Throughout the banking sector, seriously delinquent loans for construction and land development shot up nearly ninefold over the last two years, according to the Federal Deposit Insurance Corp.
At one of the banks hit hardest by such lending, Los Angeles-based Preferred Bank, Chairman Li Yu said he was hopeful that tanking housing prices were beginning to stabilize.
"The same thing cannot be said of commercial real estate," Yu said. "That has to do with the economy and joblessness."
According to Yu and others, the troubles in commercial real estate are really just beginning. Even though the percentage of such loans that are uncollectable is way up, the overall numbers are small.
But industry watchers say the wave is building.
As commercial loans go bad, it will be particularly hard on regional banks, said Joe Morford, a San Francisco-based analyst for RBC Capital Markets, because their main customers are the small and medium-size businesses whose ranks include many developers.
"They exist for the small-business customer, the real estate developer and the entrepreneur," Morford said, a role that makes their health crucial for the greater economy. Morford has warned investors to be cautious about all three of the biggest L.A. County-based banks: East West, City National, and Cathay General Bancorp of Los Angeles.
Morford said in a report last week that commercial real estate and business lending problems are worrisome at Zions Bancorp, a Salt Lake City lender that is the parent of California Bank & Trust and operates in 10 Western states; and Umpqua Holdings Corp., an Oregon bank that operates from Napa, Calif., to Bellevue, Wash.

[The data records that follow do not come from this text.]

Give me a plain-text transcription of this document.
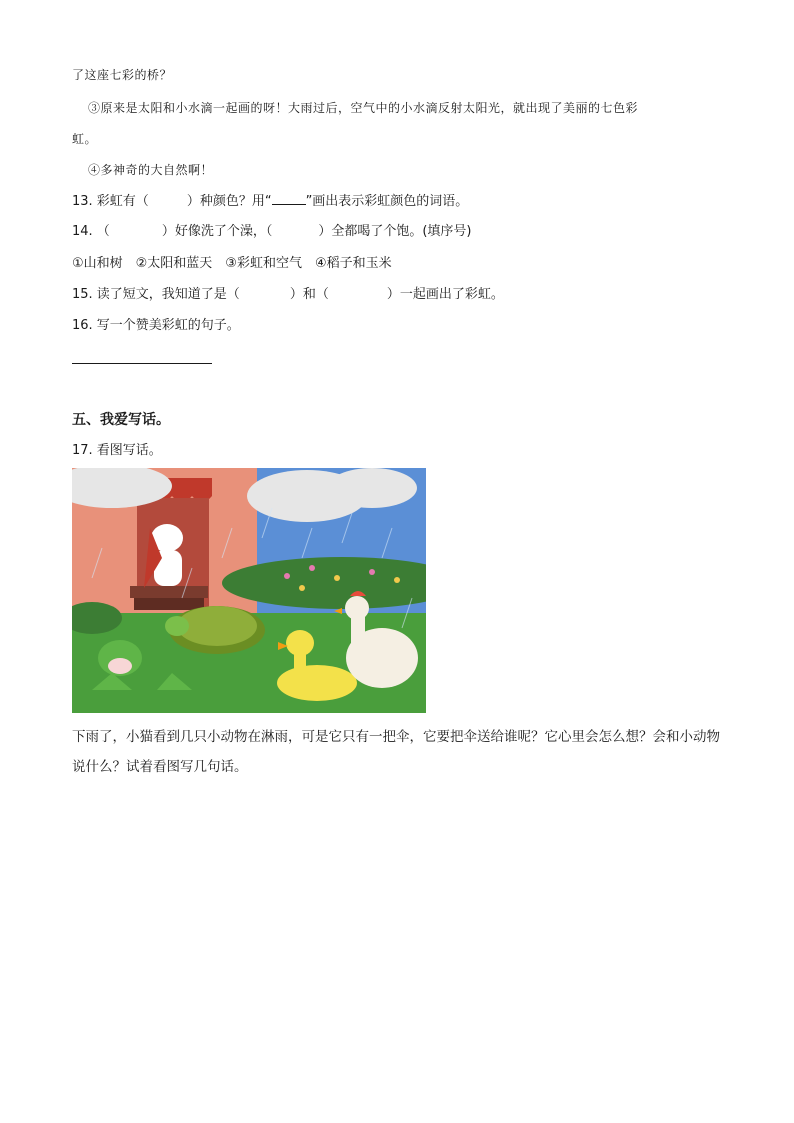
了这座七彩的桥？
③原来是太阳和小水滴一起画的呀！大雨过后，空气中的小水滴反射太阳光，就出现了美丽的七色彩
虹。
④多神奇的大自然啊！
13. 彩虹有（	）种颜色？用“	”画出表示彩虹颜色的词语。
14. （	）好像洗了个澡，（	）全都喝了个饱。(填序号)
①山和树　②太阳和蓝天　③彩虹和空气　④稻子和玉米
15. 读了短文，我知道了是（	）和（	）一起画出了彩虹。
16. 写一个赞美彩虹的句子。
五、我爱写话。
17. 看图写话。
下雨了，小猫看到几只小动物在淋雨，可是它只有一把伞，它要把伞送给谁呢？它心里会怎么想？会和小动物说什么？试着看图写几句话。
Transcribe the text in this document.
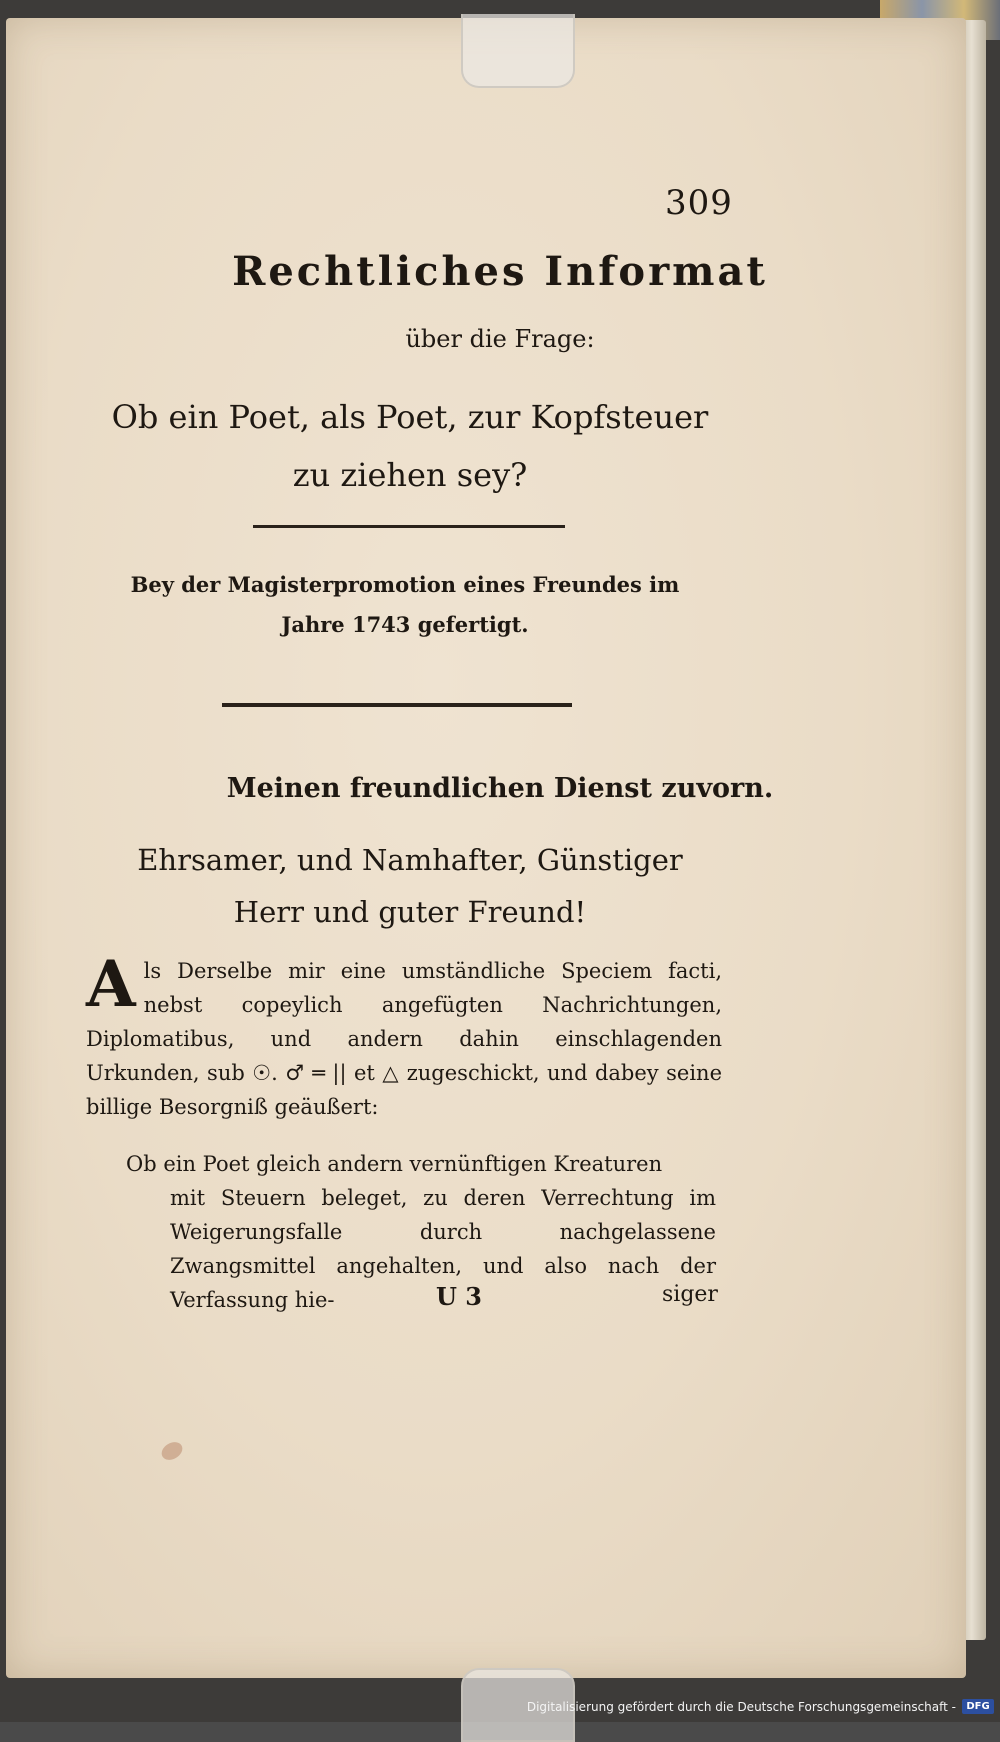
309
Rechtliches Informat
über die Frage:
Ob ein Poet, als Poet, zur Kopfsteuer zu ziehen sey?
Bey der Magisterpromotion eines Freundes im Jahre 1743 gefertigt.
Meinen freundlichen Dienst zuvorn.
Ehrsamer, und Namhafter, Günstiger Herr und guter Freund!
Als Derselbe mir eine umständliche Speciem facti, nebst copeylich angefügten Nachrichtungen, Diplomatibus, und andern dahin einschlagenden Urkunden, sub ☉. ♂ ═ || et △ zugeschickt, und dabey seine billige Besorgniß geäußert:
Ob ein Poet gleich andern vernünftigen Kreaturen
mit Steuern beleget, zu deren Verrechtung im Weigerungsfalle durch nachgelassene Zwangsmittel angehalten, und also nach der Verfassung hie-	U 3	siger
Digitalisierung gefördert durch die Deutsche Forschungsgemeinschaft -	DFG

He rates Umpqua, Zions, East West, Cathay and City National "sector perform," his middle rating, but says he is "particularly concerned" about these banks.
He recently has taken road trips to the Central Valley, Inland Empire and Orange County to show investors just how battered the California economy really is, e-mailing them photos of "for lease" signs on offices, warehouses, retail shops and condominiums.
Ng, of East West Bank, said his institution would remain solid because it had been conservative in the amount it lent on commercial properties.